Southampton Photonics (SPI) seems to have demonstrated several levels of resourcefulness through the tough times and is claiming to have actually doubled its turnover between the most recent two quarters of trading. The company has also made two key announcements in as many months that suggest enduring buoyancy in its core business of speciality fibre-based solutions (see Product Focus: Fibre, p. 13). With a 610-W output, the company has developed its highest ever power from a fibre laser, and it has launched a range of fibre-laser "building blocks."
Called the redPower fibre-laser family, these blocks are a series of modulatable continuous wave (CW) products delivering up to 30 W, a short-pulsed product family with peak powers starting at 25 kW and energies in excess of 1 mJ, and a 100-W modulatable CW unit. SPI believes its redPower series offers the highest short-pulse energy available from a fibre laser. The CW products are based around GTWave technology. GTWave fibre offers efficient, high-absorption cladding pumping while providing a scalable, simple, reliable, volume-based architecture. The redPower products contain SPI's fibre Bragg grating technology that allows ultra-fine optimisation of the laser cavity.
Having just returned from Munich's Laser 2003 and its new little sister show Fibercom, SPI chief executive David Parker told Lightwave Europe, "Although Fibercom itself was relatively quiet, there was a lot of interest at the Laser show across SPI's portfolio." Never solely reliant on the telecommunications sector, the company identifies four distinct markets for its products: communications, industry, aerospace, and analytical, which includes medical, therapeutic, and diagnostic applications. "For SPI, there is growth in all three of the nontelecoms sectors, and not only for the replacement market," adds Parker. "The optical 'coms' industry will continue to struggle for some time, but we are investing and continuing to expand. Our telecoms customers understand that we are still open for business.
"Having achieved at 610 W the record output from a fibre laser, we are now presenting finished products ranging from 10 to 100 W. We are working toward a 1-kW laser as a building block; this would be a standard unit of power. So far, kilowatt fibre lasers have suffered from poor beam quality. It's unlikely that the communications industry will need this high power, but it could be useful in semiconductor processing and manufacturing."

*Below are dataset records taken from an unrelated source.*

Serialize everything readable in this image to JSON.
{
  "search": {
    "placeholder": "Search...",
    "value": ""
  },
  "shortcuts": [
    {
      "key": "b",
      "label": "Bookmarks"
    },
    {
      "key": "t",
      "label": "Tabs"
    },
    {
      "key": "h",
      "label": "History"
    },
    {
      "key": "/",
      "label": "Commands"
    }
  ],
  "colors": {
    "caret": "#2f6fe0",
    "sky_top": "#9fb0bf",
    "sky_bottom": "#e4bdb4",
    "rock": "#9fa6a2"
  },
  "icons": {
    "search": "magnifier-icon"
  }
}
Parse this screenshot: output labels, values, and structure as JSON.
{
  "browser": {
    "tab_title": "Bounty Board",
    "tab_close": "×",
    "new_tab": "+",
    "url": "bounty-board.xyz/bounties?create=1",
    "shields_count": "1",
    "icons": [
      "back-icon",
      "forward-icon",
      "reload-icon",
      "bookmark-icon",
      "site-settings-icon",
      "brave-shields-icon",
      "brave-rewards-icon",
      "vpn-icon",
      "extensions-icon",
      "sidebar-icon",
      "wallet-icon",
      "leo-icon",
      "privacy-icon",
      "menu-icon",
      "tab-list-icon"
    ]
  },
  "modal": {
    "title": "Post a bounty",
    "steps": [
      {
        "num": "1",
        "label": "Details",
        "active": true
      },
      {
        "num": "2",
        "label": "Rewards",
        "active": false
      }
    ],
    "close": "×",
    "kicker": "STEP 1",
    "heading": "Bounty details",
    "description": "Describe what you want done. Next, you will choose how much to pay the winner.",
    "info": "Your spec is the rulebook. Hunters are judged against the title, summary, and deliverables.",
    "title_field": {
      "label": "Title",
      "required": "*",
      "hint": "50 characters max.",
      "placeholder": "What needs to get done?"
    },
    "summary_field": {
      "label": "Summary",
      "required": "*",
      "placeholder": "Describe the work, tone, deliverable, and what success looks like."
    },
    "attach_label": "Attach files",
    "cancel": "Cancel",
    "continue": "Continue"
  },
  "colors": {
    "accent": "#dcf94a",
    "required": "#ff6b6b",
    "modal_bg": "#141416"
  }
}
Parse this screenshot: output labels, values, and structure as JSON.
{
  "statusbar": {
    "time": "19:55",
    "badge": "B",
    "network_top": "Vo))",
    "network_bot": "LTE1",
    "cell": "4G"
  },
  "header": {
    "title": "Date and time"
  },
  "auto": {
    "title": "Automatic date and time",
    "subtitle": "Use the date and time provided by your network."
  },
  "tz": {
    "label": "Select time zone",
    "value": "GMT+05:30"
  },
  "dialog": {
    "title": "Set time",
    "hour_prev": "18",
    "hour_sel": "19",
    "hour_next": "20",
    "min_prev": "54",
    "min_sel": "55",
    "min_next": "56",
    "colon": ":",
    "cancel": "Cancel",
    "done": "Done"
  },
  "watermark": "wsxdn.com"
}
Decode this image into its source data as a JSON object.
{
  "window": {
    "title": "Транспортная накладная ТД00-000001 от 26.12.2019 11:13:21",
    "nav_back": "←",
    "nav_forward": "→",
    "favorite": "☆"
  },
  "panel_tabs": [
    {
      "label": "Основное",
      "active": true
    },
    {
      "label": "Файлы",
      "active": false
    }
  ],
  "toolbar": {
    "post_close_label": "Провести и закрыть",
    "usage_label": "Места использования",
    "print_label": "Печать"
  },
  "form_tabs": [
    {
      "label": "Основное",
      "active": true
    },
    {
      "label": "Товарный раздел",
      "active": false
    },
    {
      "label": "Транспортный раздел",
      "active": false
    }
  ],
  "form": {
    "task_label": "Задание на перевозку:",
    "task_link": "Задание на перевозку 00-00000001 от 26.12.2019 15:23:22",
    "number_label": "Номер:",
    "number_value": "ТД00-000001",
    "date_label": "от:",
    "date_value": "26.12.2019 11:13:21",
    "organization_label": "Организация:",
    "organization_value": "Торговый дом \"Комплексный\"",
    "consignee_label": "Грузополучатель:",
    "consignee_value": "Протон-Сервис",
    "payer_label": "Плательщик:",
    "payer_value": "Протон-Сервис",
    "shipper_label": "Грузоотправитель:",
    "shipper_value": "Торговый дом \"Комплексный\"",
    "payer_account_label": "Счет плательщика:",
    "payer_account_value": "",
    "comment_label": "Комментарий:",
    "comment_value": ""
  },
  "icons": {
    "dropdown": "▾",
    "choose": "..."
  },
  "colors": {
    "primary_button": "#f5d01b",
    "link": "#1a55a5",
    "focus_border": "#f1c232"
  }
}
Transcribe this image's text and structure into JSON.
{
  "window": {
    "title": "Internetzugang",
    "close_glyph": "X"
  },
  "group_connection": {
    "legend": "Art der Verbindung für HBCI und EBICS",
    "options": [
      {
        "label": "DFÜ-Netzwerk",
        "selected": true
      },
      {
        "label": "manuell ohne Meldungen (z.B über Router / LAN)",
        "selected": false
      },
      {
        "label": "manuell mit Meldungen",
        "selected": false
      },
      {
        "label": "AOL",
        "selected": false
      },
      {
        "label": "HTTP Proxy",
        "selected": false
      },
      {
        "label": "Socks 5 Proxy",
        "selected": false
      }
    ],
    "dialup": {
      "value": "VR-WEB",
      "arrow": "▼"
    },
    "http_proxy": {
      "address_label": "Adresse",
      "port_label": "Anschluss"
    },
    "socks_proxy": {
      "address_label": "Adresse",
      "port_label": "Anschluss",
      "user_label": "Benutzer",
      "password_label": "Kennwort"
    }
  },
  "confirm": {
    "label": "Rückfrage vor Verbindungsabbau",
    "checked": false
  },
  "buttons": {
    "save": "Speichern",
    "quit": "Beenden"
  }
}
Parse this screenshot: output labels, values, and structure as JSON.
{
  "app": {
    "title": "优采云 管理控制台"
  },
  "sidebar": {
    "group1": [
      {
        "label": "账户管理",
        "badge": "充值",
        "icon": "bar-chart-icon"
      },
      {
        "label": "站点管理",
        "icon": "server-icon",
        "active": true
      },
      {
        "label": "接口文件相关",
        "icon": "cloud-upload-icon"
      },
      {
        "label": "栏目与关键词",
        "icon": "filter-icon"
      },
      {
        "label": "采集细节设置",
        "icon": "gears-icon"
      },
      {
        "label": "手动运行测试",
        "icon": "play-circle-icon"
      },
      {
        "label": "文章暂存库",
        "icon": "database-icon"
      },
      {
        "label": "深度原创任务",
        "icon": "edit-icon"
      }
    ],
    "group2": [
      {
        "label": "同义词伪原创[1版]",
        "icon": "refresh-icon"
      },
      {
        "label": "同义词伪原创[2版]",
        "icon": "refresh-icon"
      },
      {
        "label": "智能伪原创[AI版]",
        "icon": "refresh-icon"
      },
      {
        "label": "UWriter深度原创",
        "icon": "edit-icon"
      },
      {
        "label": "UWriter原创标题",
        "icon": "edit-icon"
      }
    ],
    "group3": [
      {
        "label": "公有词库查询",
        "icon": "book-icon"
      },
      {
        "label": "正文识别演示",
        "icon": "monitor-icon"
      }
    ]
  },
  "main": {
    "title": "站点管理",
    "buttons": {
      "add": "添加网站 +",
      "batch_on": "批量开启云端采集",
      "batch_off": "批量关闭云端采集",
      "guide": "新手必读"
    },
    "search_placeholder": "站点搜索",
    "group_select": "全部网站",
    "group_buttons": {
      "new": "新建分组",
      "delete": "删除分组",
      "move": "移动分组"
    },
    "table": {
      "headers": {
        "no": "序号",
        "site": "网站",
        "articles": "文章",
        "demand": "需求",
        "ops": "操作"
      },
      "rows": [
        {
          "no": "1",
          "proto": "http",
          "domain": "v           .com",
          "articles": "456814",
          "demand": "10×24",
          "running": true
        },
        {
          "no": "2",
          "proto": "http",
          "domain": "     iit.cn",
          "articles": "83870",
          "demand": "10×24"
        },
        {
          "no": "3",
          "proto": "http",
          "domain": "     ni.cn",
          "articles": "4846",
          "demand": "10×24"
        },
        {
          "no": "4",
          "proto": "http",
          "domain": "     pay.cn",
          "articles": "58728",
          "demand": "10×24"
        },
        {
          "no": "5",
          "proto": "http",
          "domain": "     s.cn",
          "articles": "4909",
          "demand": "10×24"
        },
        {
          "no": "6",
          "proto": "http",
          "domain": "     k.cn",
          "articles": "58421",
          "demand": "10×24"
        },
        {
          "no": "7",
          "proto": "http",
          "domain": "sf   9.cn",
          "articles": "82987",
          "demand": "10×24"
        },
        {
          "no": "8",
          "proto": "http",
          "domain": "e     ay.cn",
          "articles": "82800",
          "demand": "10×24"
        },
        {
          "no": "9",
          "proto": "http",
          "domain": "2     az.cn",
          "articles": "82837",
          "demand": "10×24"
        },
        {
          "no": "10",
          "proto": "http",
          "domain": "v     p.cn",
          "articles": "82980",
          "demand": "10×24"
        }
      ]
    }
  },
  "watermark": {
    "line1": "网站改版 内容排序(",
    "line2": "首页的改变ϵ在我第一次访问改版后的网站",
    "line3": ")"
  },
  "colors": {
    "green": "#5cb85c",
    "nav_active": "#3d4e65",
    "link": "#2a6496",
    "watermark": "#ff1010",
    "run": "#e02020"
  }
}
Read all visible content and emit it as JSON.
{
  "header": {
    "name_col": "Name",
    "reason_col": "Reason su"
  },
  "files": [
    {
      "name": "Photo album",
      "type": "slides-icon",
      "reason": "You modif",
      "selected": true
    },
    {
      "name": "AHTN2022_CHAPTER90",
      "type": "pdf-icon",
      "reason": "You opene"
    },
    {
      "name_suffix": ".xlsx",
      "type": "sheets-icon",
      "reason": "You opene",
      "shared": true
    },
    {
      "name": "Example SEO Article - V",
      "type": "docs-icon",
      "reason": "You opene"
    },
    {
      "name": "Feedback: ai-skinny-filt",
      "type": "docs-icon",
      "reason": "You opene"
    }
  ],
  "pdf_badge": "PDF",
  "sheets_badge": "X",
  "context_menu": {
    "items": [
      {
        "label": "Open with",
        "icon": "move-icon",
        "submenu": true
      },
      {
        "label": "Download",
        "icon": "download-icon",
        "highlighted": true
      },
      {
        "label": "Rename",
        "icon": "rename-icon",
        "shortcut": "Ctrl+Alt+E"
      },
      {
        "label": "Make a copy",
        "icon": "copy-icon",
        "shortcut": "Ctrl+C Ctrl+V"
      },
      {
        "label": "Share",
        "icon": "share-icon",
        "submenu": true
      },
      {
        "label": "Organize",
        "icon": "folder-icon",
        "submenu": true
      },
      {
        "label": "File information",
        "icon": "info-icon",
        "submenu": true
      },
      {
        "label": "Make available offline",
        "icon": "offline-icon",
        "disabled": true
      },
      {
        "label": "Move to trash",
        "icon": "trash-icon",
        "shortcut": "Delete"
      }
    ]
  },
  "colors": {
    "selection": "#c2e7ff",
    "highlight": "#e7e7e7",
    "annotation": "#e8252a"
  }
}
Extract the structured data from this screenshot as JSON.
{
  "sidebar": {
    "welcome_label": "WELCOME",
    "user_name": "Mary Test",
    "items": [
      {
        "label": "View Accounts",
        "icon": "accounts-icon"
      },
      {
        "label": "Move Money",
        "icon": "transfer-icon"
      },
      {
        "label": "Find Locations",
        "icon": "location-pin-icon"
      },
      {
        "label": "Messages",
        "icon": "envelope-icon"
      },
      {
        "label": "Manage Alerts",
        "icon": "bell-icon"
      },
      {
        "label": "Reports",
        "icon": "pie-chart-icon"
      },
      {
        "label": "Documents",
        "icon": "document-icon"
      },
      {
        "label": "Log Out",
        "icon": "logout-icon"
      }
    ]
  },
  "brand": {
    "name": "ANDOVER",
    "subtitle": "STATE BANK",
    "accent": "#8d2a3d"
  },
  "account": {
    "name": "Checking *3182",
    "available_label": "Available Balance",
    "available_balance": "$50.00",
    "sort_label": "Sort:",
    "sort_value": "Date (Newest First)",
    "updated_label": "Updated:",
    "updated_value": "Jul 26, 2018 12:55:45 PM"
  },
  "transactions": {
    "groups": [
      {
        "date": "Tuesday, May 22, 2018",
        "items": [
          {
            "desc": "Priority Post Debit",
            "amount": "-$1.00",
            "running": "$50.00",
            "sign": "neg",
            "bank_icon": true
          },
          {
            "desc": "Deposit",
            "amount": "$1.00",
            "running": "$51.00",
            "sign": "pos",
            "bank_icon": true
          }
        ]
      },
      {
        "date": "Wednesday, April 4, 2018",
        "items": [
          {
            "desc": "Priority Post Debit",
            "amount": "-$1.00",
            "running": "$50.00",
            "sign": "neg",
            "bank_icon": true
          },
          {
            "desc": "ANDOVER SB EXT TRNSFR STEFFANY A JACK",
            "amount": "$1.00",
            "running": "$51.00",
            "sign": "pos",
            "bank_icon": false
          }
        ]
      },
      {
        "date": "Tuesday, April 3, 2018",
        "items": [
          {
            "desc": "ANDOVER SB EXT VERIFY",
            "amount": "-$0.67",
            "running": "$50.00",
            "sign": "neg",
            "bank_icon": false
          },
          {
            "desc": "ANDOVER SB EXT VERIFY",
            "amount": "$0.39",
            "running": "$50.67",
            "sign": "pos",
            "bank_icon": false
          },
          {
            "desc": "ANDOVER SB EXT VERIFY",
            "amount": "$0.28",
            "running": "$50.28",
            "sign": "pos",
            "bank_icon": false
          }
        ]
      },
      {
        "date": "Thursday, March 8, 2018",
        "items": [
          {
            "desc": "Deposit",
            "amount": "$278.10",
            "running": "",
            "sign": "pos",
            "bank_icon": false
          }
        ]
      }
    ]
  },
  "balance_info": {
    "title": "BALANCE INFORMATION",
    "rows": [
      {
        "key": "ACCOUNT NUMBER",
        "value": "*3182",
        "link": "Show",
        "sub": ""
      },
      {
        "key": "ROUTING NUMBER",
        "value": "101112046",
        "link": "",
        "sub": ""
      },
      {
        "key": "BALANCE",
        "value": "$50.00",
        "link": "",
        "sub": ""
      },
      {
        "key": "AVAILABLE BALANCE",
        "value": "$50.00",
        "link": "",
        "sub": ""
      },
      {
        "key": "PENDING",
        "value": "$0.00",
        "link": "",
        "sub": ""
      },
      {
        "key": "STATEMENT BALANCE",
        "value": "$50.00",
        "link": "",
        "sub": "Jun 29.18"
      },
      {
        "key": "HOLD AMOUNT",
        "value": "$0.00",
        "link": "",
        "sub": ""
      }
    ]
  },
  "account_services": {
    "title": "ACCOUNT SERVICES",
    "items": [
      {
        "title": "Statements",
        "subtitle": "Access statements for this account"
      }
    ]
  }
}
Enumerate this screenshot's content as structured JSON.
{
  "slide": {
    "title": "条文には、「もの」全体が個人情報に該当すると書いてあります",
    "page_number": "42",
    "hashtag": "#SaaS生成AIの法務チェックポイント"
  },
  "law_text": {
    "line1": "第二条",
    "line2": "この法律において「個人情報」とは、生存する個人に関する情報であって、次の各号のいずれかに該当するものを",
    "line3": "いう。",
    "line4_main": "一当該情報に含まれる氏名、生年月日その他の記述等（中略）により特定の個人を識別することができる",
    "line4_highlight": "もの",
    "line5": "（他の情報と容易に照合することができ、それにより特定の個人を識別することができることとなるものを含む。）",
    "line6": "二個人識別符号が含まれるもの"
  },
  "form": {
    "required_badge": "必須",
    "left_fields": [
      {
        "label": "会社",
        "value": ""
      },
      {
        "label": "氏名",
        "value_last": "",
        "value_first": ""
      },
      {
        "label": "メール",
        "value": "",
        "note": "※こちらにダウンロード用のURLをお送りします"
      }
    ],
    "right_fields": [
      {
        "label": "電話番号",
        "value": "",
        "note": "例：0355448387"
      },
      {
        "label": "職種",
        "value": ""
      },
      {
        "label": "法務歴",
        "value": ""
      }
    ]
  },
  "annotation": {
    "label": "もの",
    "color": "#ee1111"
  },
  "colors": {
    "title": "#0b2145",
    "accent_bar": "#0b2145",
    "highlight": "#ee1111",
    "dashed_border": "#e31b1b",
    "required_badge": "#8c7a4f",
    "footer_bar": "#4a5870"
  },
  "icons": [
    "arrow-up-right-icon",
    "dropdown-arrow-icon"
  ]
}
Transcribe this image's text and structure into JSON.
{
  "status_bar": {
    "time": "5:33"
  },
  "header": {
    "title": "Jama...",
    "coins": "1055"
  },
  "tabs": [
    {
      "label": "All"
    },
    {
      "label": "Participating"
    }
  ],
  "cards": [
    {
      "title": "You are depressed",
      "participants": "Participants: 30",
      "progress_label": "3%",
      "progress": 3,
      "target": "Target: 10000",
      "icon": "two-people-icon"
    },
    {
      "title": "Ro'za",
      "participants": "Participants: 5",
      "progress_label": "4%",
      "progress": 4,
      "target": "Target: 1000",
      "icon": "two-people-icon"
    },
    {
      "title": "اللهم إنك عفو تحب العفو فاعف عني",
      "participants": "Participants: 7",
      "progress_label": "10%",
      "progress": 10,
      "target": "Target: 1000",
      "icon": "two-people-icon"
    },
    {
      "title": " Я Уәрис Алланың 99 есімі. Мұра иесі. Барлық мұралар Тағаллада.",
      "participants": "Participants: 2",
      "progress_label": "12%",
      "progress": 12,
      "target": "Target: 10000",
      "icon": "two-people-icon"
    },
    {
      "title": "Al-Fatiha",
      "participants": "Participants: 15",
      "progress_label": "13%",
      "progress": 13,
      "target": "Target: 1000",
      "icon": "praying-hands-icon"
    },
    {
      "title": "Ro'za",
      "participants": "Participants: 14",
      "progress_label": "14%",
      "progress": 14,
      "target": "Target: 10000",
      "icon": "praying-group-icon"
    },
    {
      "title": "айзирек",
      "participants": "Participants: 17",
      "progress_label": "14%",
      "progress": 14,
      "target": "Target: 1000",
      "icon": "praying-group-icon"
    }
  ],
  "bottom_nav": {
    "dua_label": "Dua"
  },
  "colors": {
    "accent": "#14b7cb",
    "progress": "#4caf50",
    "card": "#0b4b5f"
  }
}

One sign that SPI has some confidence that the fibre optics development industries could see some improvement in relation to the telecoms industries is that SPI has brought out an L-band-capable fibre laser, which Parker says would be for "recovery-based" deployment. "We are starting to see some increase in the level of enquiries or the odd deployment where somebody wants to put in three extra channels, but we don't see much evidence of large scale deployment," admits Parker.
"Industry is rapidly recognising the benefits offered by fibre lasers," notes SPI business development director Stuart Woods, "and our technology is not only expanding the traditional laser applications space, but also opening up new application areas." Woods says the 610-W fibre laser—achieved with a single fibre gain module—demonstrated that cladding-pumped fibre lasers can produce the high powers needed to compete with more traditional [semiconductor] laser technology in applications such as remote welding by offering high powers which preserve beam quality.
The SPI team led by Johan Nilsson produced over 600-W output power at 1090 nm from an ytterbium-doped fibre laser. According to SPI's roadmap, single-fibre singlemode output powers well in excess of a kilowatt will be achieved in the not too distant future. These lasers could then be combined to produce multi-kilowatt solutions with excellent beam quality, efficiency, and reliability. The work so far has been funded by the U.S. Defense Advanced Research Projects Agency under its high-power fibre-laser program.